Berlin - Muslim leaders in Germany and government officials
hope to resume consultations on sensitive issues such as education
after this year's general election, German Interior Minister Wolfgang
Schaeuble said Thursday.
'We all agreed. This approach has to continue in the years to
come,' he said in Berlin of the final meeting in three years of
Germany's first consultations with its Muslim minority.
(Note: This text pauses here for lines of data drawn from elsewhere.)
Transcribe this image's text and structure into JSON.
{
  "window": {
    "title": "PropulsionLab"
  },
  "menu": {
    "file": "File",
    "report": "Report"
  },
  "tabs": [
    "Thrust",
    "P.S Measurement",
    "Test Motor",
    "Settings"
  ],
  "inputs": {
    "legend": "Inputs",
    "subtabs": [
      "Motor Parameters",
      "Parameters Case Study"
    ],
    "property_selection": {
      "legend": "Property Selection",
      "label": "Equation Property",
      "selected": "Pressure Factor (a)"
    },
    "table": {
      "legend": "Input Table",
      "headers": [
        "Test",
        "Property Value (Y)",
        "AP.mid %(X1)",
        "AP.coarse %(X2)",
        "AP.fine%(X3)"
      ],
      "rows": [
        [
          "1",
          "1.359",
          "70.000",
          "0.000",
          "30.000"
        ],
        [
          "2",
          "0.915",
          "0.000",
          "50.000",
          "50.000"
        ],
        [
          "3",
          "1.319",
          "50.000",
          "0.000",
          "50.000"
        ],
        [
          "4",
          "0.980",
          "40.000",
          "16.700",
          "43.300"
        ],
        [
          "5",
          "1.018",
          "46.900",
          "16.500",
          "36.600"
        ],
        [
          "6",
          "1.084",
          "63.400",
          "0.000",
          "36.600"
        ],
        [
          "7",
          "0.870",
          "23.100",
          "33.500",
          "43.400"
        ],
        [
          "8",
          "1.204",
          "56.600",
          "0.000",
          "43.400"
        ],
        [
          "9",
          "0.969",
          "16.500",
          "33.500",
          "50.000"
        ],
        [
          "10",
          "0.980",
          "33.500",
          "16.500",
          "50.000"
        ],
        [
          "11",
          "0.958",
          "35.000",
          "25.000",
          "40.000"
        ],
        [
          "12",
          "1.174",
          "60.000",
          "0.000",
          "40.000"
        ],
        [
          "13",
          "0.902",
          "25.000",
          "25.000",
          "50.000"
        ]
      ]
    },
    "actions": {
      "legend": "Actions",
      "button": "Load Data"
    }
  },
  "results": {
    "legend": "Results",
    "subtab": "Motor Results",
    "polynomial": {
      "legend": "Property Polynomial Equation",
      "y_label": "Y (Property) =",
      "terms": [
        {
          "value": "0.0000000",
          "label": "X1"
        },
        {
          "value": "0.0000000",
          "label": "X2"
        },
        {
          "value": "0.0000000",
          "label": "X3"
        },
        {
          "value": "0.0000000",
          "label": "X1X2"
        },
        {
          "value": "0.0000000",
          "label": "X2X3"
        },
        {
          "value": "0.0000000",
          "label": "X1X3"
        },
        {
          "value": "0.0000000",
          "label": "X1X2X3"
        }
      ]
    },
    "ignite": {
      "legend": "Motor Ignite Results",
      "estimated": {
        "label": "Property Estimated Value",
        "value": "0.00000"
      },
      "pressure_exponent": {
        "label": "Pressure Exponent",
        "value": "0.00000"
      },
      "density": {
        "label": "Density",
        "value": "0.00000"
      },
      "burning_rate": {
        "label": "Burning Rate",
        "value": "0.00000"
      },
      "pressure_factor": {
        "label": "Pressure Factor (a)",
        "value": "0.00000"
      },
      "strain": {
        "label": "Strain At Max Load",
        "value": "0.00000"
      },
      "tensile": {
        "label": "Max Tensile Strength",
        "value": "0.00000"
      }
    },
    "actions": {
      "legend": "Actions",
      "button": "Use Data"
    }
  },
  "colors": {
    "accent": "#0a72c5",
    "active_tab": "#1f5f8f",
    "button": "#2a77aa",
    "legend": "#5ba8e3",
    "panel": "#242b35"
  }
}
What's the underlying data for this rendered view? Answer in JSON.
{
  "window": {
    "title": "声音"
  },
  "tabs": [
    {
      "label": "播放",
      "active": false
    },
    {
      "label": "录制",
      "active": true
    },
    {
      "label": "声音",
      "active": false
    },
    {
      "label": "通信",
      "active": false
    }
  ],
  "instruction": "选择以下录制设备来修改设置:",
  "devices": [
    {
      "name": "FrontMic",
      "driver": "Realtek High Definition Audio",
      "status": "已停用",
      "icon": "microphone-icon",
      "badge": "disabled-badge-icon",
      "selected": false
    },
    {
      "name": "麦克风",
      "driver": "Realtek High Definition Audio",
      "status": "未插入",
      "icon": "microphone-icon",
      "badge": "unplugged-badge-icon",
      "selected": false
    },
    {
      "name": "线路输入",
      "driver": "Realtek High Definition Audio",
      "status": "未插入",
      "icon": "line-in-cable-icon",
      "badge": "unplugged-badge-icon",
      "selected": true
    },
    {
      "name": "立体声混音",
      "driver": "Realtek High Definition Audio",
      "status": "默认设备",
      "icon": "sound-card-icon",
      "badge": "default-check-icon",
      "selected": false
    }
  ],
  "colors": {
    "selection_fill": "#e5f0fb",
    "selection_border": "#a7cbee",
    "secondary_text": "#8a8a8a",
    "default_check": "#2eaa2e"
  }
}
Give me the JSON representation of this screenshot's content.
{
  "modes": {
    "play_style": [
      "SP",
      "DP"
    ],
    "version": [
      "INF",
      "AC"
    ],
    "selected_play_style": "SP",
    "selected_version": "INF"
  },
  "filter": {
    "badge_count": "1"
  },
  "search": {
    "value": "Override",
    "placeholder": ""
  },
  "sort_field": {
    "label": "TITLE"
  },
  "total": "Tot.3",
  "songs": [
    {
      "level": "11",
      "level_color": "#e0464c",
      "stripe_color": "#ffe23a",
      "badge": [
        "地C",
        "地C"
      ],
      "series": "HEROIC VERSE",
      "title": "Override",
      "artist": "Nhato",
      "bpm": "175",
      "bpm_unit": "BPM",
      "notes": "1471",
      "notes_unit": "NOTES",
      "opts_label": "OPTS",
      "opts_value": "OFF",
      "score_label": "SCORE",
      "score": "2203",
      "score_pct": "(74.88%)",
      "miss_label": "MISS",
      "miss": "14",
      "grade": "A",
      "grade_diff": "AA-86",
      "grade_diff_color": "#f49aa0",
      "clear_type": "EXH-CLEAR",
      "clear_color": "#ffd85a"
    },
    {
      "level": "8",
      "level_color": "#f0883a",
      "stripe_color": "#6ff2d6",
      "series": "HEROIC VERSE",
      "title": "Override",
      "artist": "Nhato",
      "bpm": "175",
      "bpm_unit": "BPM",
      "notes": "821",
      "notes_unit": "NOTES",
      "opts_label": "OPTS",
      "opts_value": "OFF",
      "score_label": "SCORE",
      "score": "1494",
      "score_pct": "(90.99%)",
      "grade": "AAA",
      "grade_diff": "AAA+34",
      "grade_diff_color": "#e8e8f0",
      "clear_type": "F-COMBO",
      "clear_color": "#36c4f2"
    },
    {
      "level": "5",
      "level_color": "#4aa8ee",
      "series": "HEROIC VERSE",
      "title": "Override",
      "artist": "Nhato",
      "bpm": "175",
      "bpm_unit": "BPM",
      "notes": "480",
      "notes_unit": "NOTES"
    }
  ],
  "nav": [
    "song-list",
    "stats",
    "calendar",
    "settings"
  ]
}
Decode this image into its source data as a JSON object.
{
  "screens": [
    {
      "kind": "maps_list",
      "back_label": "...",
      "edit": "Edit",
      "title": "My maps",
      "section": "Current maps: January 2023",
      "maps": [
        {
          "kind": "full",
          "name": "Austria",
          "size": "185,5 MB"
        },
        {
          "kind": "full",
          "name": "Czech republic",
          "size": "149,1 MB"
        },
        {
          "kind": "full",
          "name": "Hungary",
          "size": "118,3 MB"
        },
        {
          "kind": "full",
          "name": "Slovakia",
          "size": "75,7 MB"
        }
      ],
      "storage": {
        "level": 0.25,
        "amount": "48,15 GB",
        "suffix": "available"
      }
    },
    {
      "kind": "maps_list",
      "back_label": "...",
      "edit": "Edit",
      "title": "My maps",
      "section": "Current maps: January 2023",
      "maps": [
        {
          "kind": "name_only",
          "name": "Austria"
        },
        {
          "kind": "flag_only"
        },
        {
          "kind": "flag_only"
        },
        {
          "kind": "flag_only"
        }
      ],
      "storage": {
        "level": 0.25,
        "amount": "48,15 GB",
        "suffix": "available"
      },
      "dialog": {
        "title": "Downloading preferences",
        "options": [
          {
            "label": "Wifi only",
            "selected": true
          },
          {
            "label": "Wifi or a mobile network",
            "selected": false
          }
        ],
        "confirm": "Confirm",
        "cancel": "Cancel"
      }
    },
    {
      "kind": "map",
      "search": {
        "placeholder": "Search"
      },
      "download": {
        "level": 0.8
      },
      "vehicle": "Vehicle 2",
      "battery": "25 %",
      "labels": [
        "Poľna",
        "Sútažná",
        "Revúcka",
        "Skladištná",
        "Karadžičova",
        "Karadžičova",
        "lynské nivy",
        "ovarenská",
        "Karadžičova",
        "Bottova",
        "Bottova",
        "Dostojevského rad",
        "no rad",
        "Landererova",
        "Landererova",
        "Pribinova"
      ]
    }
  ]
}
The conference series had increased Germans' willingness to accept
pluralism.
This week, data compiled for the conference revealed for the first
time that 5 per cent of Germany's population is Muslim, more than was
previously thought, and highlighted Muslim discontent about public
schools.
Education has been a focus of the meetings, with Muslim parents
complaining that public schools fail to prepare their children for
decent jobs and mostly do not offer religion classes like those
offered to Christians.
Chancellor Angela Merkel met at her office with the Muslim
community leaders before the three-hour final conference began, and
said, 'We need your voices to understand the entire range of Islam in
Germany.'
She said heated debate at the conference on gaining permits to
build mosques had led to proposals to smooth the process and
pinpointed the officials to approach.
Most of the work since 2006 of the Islam Conference, including
information gathering, has been done by committees and officials
appointed by Schaeuble.
The conference was called for the lifetime of the Merkel
government only. Its final session on Thursday ran well over time,
with a final news conference delayed.
Divisions remain within the Muslim community, with liberal Muslims
at the talks quick to affirm their support for the German system,
whereas fundamentalists perceived continued hostility towards them
from the German state.
A newspaper, the Sueddeutsche Zeitung, said one mosque group, the
Council of Islam, representing conservative groups, refused to sign a
call for full public disclosure of funding sources, calling it
'discriminatory.'
'We reject the declaration in this form because it is infused with
suspicion in general towards Muslims,' the Council of Islam chairman,
Ali Kizilkaya, told the newspaper.
Fundamentalist Islamic groups in Germany have been accused by
officials of taking secret funding from abroad.